Hong Kong Chief Executive Carrie Lam recently did a question-and-answer session on Facebook. An online forum would present her as trendy, hip and groovy, and in touch with the modern youth of today.
The organizers apparently screened out all messages concerning gay rights, reflecting Carrie’s extreme discomfort with the subject. But they did let through comments about the even more-sensitive issue of Mainland immigration.
The basic facts: since the daily intake was doubled at the handover in 1997, around one million newcomers from the Mainland have settled in Hong Kong for family-reunion purposes; the migrants are processed and selected by Mainland authorities, and few are especially well-educated or skilled; this accounts for most of the net increase in population over that time.

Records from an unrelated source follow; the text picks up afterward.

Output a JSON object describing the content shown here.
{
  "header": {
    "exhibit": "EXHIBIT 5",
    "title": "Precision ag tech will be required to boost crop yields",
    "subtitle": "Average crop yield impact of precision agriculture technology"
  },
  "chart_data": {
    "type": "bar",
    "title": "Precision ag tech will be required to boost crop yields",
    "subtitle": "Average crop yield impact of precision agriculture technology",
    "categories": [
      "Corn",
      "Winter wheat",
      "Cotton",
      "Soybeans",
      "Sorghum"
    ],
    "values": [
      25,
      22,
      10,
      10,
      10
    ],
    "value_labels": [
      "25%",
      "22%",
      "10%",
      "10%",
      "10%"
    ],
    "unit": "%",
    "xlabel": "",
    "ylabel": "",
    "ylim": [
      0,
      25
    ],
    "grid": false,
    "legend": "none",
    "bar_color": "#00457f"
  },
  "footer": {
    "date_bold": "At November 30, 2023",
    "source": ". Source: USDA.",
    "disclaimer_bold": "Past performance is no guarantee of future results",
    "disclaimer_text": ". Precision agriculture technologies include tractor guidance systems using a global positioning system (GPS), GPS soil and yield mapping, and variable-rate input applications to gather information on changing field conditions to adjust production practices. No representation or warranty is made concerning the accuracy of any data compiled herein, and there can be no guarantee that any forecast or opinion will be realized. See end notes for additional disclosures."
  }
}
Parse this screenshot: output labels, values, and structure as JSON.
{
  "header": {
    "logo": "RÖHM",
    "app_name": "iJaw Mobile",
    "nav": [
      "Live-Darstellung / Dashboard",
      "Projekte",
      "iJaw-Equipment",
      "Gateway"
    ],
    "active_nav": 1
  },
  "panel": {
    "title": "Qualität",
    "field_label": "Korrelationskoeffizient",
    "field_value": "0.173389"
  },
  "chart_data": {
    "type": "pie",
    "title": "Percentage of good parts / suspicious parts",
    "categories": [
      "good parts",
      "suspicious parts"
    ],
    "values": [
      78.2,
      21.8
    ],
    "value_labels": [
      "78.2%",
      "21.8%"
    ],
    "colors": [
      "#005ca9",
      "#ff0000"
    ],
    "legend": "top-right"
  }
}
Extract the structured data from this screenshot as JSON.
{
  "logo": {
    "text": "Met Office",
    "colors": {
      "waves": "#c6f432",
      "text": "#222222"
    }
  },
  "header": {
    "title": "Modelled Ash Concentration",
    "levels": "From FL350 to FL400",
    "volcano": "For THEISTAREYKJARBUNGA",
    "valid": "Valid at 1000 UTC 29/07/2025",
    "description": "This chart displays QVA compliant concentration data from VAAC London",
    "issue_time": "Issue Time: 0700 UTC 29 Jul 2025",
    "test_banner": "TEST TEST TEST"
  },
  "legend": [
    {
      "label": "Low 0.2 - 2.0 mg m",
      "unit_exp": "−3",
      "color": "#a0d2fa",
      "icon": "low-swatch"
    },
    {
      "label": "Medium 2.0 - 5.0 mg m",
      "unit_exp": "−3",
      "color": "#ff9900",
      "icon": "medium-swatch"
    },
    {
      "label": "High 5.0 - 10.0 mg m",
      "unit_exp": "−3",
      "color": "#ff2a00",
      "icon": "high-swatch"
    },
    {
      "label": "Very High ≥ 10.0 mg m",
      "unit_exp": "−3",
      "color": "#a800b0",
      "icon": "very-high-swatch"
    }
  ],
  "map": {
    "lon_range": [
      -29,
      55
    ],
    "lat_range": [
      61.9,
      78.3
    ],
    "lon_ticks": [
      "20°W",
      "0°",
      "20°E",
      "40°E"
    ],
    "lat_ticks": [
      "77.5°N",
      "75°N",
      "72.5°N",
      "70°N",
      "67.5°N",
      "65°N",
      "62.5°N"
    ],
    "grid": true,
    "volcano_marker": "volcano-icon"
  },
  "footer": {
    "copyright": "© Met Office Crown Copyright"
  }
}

Carrie repeated the government’s official, touchy line that this influx is utterly unchangeable and is not even worth mentioning, and anyway we need the kids for future labour-supply. We are all immigrants, and it’s uncivilized and beastly to pick on people for their origins.
Mainstream pro-democrats largely go along with this reasoning. They are reluctant to oppose the reunion of families, and are wary of appearing to be against fellow Chinese. The more grassroots-oriented ones are naturally sympathetic to Mainland immigrants, who tend to suffer various disadvantages and discrimination.
The younger radical localists are more raucous and less politically correct. While most are smart and decent enough not to abuse Mainlanders in the street, they make rude comments about the impact of the new arrivals on local culture. More practically, perhaps, they ask pointed questions about how Hong Kong, with its shortage of land, is supposed to accommodate all these people, who will mostly enter the queue for public housing. Some green and urban planning activists wonder about this too.
So we have a sort-of contradiction.
On the one hand, arousing populist anti-immigrant sentiment is nasty (think Trump, Brexit, Italy, Australia, Korea, you name it). Polite, open-minded, cool people are supposed to embrace diversity and recognize how immigrants get the job done, etc.
On the other hand, it is undeniable that the addition of a million extra residents in Hong Kong has increased demand for housing and other facilities. There is no other reason why low-end rents have risen so much faster than incomes and sub-divided apartments have hugely increased in number.
The reality is that mass-immigration from the Mainland into Hong Kong is Beijing policy – hence Carrie’s insistence that it is non-negotiable. To a Communist Party seeking to tighten control, it’s a basic Sinicization technique as applied in Tibet and Xinjiang (the newcomers even make good election fodder). The parallel inadequate housing supply is either the result of astounding official negligence, or a calculated strategy to suppress local birthrates and squeeze the indigenous population out. One clue: the same government that says Mainland immigrants are necessary urges (educated) local young people to leave.
One pan-democrat, Roy Tam, has hit out at Carrie’s pro-immigration comments. He hints at a very provocative line of questioning. How come Mainlanders can have families but local young people can’t? Why do we have to go to the ‘Bay Area’ for opportunities while the ‘Bay Area’ moves in here? What is the point of desperately looking for more land just to fill it with a stream of outsiders?
This is potentially an explosive issue. Luckily for the government, its detractors are too squeamish or inept to go there.